AVTCORE Working Group                                              Y. He
Internet-Draft                                                    W. Zia
Intended status: Standards Track                                Qualcomm
Expires: 24 December 2022                                    C. Herglotz
                                                                     FAU
                                                             E. Francois
                                                            InterDigital
                                                            22 June 2022


        RTP Control Protocol (RTCP) Messages for Green Metadata
                draft-he-avtcore-rtcp-green-metadata-00

Abstract

   This memo describes an RTCP feedback message format for the ISO/IEC
   International Standard 23001-11, known as Energy Efficient Media
   Consumption (Green metadata), developed by the ISO/IEC JTC 1/SC 29/
   WG 3 MPEG System.  The RTCP payload format specified in this document
   enables receivers to provide feedback to the senders and thus allows
   for short-term adaptation and feedback-based energy efficient
   mechanisms to be implemented.  The payload format has broad
   applicability in real-time video communication services.

Status of This Memo

   This Internet-Draft is submitted in full conformance with the
   provisions of BCP 78 and BCP 79.

   Internet-Drafts are working documents of the Internet Engineering
   Task Force (IETF).  Note that other groups may also distribute
   working documents as Internet-Drafts.  The list of current Internet-
   Drafts is at https://datatracker.ietf.org/drafts/current/.
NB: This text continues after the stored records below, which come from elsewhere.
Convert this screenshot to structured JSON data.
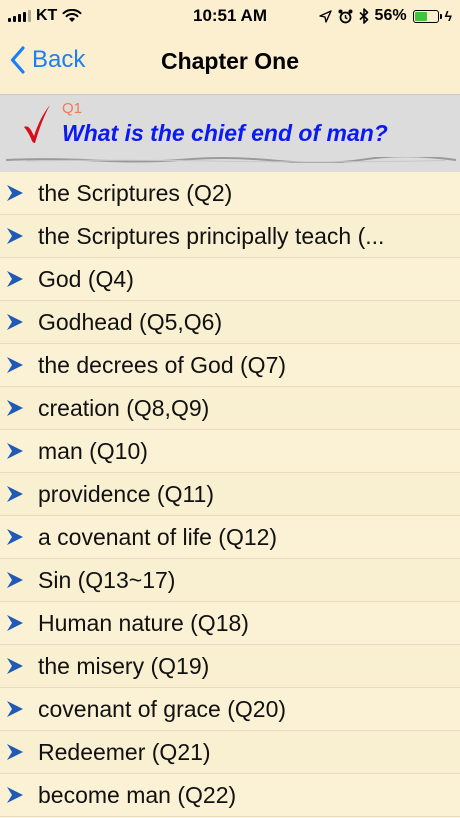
{
  "status_bar": {
    "carrier": "KT",
    "time": "10:51 AM",
    "battery_percent": "56%",
    "battery_level": 0.56,
    "icons": [
      "signal-icon",
      "wifi-icon",
      "location-icon",
      "alarm-icon",
      "bluetooth-icon",
      "battery-icon",
      "charging-icon"
    ]
  },
  "nav": {
    "back_label": "Back",
    "title": "Chapter One"
  },
  "question": {
    "number": "Q1",
    "text": "What is the chief end of man?",
    "icon": "checkmark-icon",
    "color": "#0a1af0",
    "number_color": "#f07a55"
  },
  "list": {
    "icon": "arrow-right-icon",
    "items": [
      {
        "label": "the Scriptures (Q2)"
      },
      {
        "label": "the Scriptures principally teach (..."
      },
      {
        "label": "God (Q4)"
      },
      {
        "label": "Godhead (Q5,Q6)"
      },
      {
        "label": "the decrees of God (Q7)"
      },
      {
        "label": "creation (Q8,Q9)"
      },
      {
        "label": "man (Q10)"
      },
      {
        "label": "providence (Q11)"
      },
      {
        "label": "a covenant of life (Q12)"
      },
      {
        "label": "Sin (Q13~17)"
      },
      {
        "label": "Human nature (Q18)"
      },
      {
        "label": "the misery (Q19)"
      },
      {
        "label": "covenant of grace (Q20)"
      },
      {
        "label": "Redeemer (Q21)"
      },
      {
        "label": "become man (Q22)"
      }
    ]
  },
  "colors": {
    "accent": "#1a7ef5",
    "background": "#fbf1d4",
    "header_bg": "#dcdcdc",
    "arrow": "#1f5bb5"
  }
}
   Internet-Drafts are draft documents valid for a maximum of six months
   and may be updated, replaced, or obsoleted by other documents at any
   time.  It is inappropriate to use Internet-Drafts as reference
   material or to cite them other than as "work in progress."
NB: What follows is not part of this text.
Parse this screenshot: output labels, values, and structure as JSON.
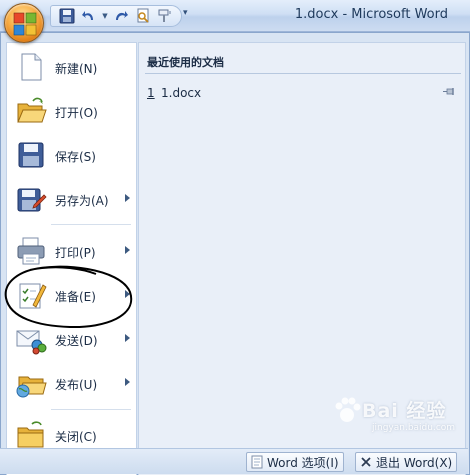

   This Internet-Draft will expire on 24 December 2022.

Copyright Notice

   Copyright (c) 2022 IETF Trust and the persons identified as the
   document authors.  All rights reserved.
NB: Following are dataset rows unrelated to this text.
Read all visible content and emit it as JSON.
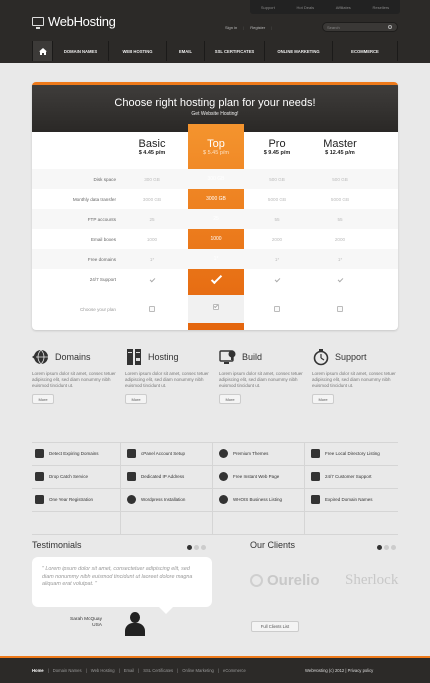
{
  "header": {
    "logo_text": "WebHosting",
    "top_links": [
      "Support",
      "Hot Deals",
      "Affiliates",
      "Resellers"
    ],
    "sign_in": "Sign in",
    "register": "Register",
    "search_label": "Search",
    "nav": [
      "Domain names",
      "Web hosting",
      "Email",
      "SSL certificates",
      "Online marketing",
      "eCommerce"
    ]
  },
  "pricing": {
    "title": "Choose right hosting plan for your needs!",
    "subtitle": "Get Website Hosting!",
    "plans": [
      {
        "name": "Basic",
        "price": "$ 4.45 p/m"
      },
      {
        "name": "Top",
        "price": "$ 5.45 p/m"
      },
      {
        "name": "Pro",
        "price": "$ 9.45 p/m"
      },
      {
        "name": "Master",
        "price": "$ 12.45 p/m"
      }
    ],
    "rows": [
      {
        "label": "Disk space",
        "values": [
          "300 GB",
          "300 GB",
          "500 GB",
          "500 GB"
        ]
      },
      {
        "label": "Monthly data transfer",
        "values": [
          "3000 GB",
          "3000 GB",
          "5000 GB",
          "5000 GB"
        ]
      },
      {
        "label": "FTP accounts",
        "values": [
          "25",
          "25",
          "55",
          "55"
        ]
      },
      {
        "label": "Email boxes",
        "values": [
          "1000",
          "1000",
          "2000",
          "2000"
        ]
      },
      {
        "label": "Free domains",
        "values": [
          "1*",
          "1*",
          "1*",
          "1*"
        ]
      },
      {
        "label": "24/7 Support",
        "values": [
          "check",
          "check",
          "check",
          "check"
        ]
      }
    ],
    "choose_label": "Choose your plan",
    "accent_color": "#ee7a1b"
  },
  "features": [
    {
      "title": "Domains",
      "icon": "globe-icon",
      "text": "Lorem ipsum dolor sit amet, consec tetuer adipiscing elit, sed diam nonummy nibh euismod tincidunt ut.",
      "button": "More"
    },
    {
      "title": "Hosting",
      "icon": "server-icon",
      "text": "Lorem ipsum dolor sit amet, consec tetuer adipiscing elit, sed diam nonummy nibh euismod tincidunt ut.",
      "button": "More"
    },
    {
      "title": "Build",
      "icon": "build-icon",
      "text": "Lorem ipsum dolor sit amet, consec tetuer adipiscing elit, sed diam nonummy nibh euismod tincidunt ut.",
      "button": "More"
    },
    {
      "title": "Support",
      "icon": "stopwatch-icon",
      "text": "Lorem ipsum dolor sit amet, consec tetuer adipiscing elit, sed diam nonummy nibh euismod tincidunt ut.",
      "button": "More"
    }
  ],
  "services": [
    "Detect Expiring Domains",
    "cPanel Account Setup",
    "Premium Themes",
    "Free Local Directory Listing",
    "Drop Catch Service",
    "Dedicated IP Address",
    "Free Instant Web Page",
    "24/7 Customer Support",
    "One Year Registration",
    "Wordpress Installation",
    "WHOIS Business Listing",
    "Expired Domain Names"
  ],
  "testimonials": {
    "title": "Testimonials",
    "quote": "\" Lorem ipsum dolor sit amet, consectetuer adipiscing elit, sed diam nonummy nibh euismod tincidunt ut laoreet dolore magna aliquam erat volutpat. \"",
    "author_name": "Sarah McQuay",
    "author_country": "USA"
  },
  "clients": {
    "title": "Our Clients",
    "logos": [
      "Ourelio",
      "Sherlock"
    ],
    "button": "Full Clients List"
  },
  "footer": {
    "links": [
      "Home",
      "Domain Names",
      "Web Hosting",
      "Email",
      "SSL Certificates",
      "Online Marketing",
      "eCommerce"
    ],
    "copyright": "WebHosting (c) 2012 | Privacy policy"
  }
}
He, et al.              Expires 24 December 2022                [Page 1]


Internet-Draft      RTCP Messages for Green Metadata           June 2022


   This document is subject to BCP 78 and the IETF Trust's Legal
   Provisions Relating to IETF Documents (https://trustee.ietf.org/
   license-info) in effect on the date of publication of this document.
   Please review these documents carefully, as they describe your rights
   and restrictions with respect to this document.  Code Components
   extracted from this document must include Revised BSD License text as
   described in Section 4.e of the Trust Legal Provisions and are
   provided without warranty as described in the Revised BSD License.

Table of Contents

   1.  Introduction  . . . . . . . . . . . . . . . . . . . . . . . .   2
   2.  Conventions . . . . . . . . . . . . . . . . . . . . . . . . .   3
   3.  Abbreviations . . . . . . . . . . . . . . . . . . . . . . . .   3
   4.  Format of RTCP Feedback Messages  . . . . . . . . . . . . . .   3
     4.1.  Temporal-Spatial Resolution Request . . . . . . . . . . .   4
       4.1.1.  Message format  . . . . . . . . . . . . . . . . . . .   5
       4.1.2.  Semantics . . . . . . . . . . . . . . . . . . . . . .   6
       4.1.3.  Timing Rules  . . . . . . . . . . . . . . . . . . . .   6
       4.1.4.  Handling of Message in Mixers and Translators . . . .   6
     4.2.  Temporal-Spatial Resolution Notification (TSRN) . . . . .   7
       4.2.1.  Message format  . . . . . . . . . . . . . . . . . . .   7
       4.2.2.  Semantics . . . . . . . . . . . . . . . . . . . . . .   8
       4.2.3.  Timing Rules  . . . . . . . . . . . . . . . . . . . .   8
       4.2.4.  Handling of TSRN in Mixers and Translators  . . . . .   9
   5.  Security Considerations . . . . . . . . . . . . . . . . . . .   9
   6.  IANA Considerations . . . . . . . . . . . . . . . . . . . . .   9
   7.  References  . . . . . . . . . . . . . . . . . . . . . . . . .   9
     7.1.  Normative References  . . . . . . . . . . . . . . . . . .   9
     7.2.  Informative References  . . . . . . . . . . . . . . . . .  10
   Appendix A.  Change History . . . . . . . . . . . . . . . . . . .  10
   Authors' Addresses  . . . . . . . . . . . . . . . . . . . . . . .  10

1.  Introduction

   ISO/IEC 23001-11 specification, Energy Efficient Media Consumption
   (Green metadata) [GreenMetadata], specifies metadata that facilitates
   reduction of energy usage during media consumption.  Two main types
   of metadata are defined in the specification.  The first type
   consists of metadata generated by a video encoder which provides
   information about the decoding complexity of the delivered bitstream
   and about the quality of the decoded content.  This first type of
   metadata is conveyed via the supplemental enhancement information
   (SEI) message mechanism specified in the video coding standard ITU-T
   Recommendation H.264 and ISO/IEC 14496-10 [AVC], H.265 and ISO/IEC
   23008-5 [HEVC], H.266 and ISO/IEC 23090-3 [VVC].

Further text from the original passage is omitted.